AWARDS & RECOGNITION
Maltzan is a Fellow of the American Institute of Architects and received the 2016 AIA Los Angeles Gold Medal. He is a recipient of a 2012 American Academy of Arts and Letters Architecture Award and was inducted as a member of the Academy in 2023. He was elected to the National Academy of Design in 2020. His work has gained international acclaim for innovation in both design and construction.
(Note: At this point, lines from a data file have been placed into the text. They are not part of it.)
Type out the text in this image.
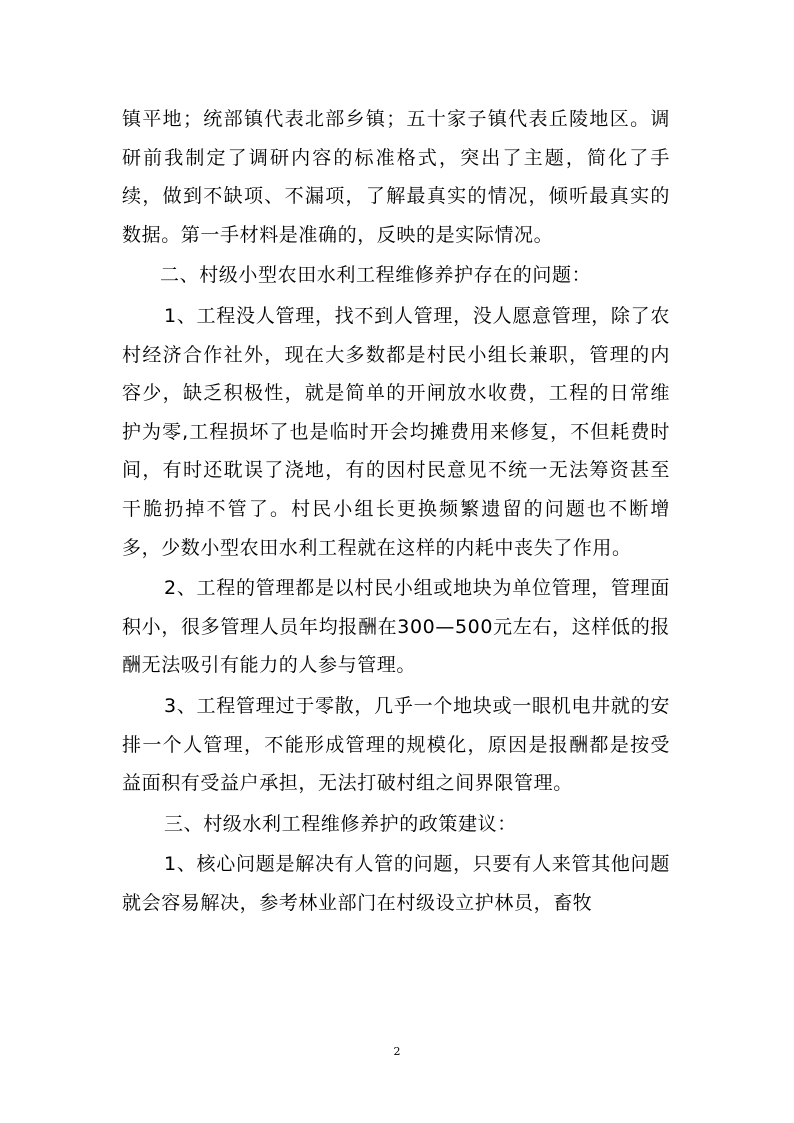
镇平地；统部镇代表北部乡镇；五十家子镇代表丘陵地区。调研前我制定了调研内容的标准格式，突出了主题，简化了手续，做到不缺项、不漏项，了解最真实的情况，倾听最真实的数据。第一手材料是准确的，反映的是实际情况。

二、村级小型农田水利工程维修养护存在的问题：

1、工程没人管理，找不到人管理，没人愿意管理，除了农村经济合作社外，现在大多数都是村民小组长兼职，管理的内容少，缺乏积极性，就是简单的开闸放水收费，工程的日常维护为零,工程损坏了也是临时开会均摊费用来修复，不但耗费时间，有时还耽误了浇地，有的因村民意见不统一无法筹资甚至干脆扔掉不管了。村民小组长更换频繁遗留的问题也不断增多，少数小型农田水利工程就在这样的内耗中丧失了作用。

2、工程的管理都是以村民小组或地块为单位管理，管理面积小，很多管理人员年均报酬在300—500元左右，这样低的报酬无法吸引有能力的人参与管理。

3、工程管理过于零散，几乎一个地块或一眼机电井就的安排一个人管理，不能形成管理的规模化，原因是报酬都是按受益面积有受益户承担，无法打破村组之间界限管理。

三、村级水利工程维修养护的政策建议：

1、核心问题是解决有人管的问题，只要有人来管其他问题就会容易解决，参考林业部门在村级设立护林员，畜牧

2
It has been recognized with five Progressive Architecture awards, 52 citations from local, state and national chapters of the American Institute of Architects, the Rudy Bruner Foundation’s Gold Medal for Urban Excellence, the Zumtobel Group Award for Innovations for Sustainability & Humanity in the Built Environment, and a 2020 Best of the Millennium AIA LA Honor Award.
Publications
Maltzan's firm and its projects have been widely featured in national and international publications and have been exhibited in museums worldwide, including the Museum of Contemporary Art Los Angeles, Museum of Modern Art New York, the Heinz Architectural Center, the Canadian Center for Architecture, and the Carnegie Museum of Art. The firm’s work was selected for the 2006, 2018, and 2020 La Biennale di Venezia and is included in the permanent collections of Carnegie Museum of Art, Museum of Modern Art, Los Angeles County Museum of Art, and the Art Institute of Chicago.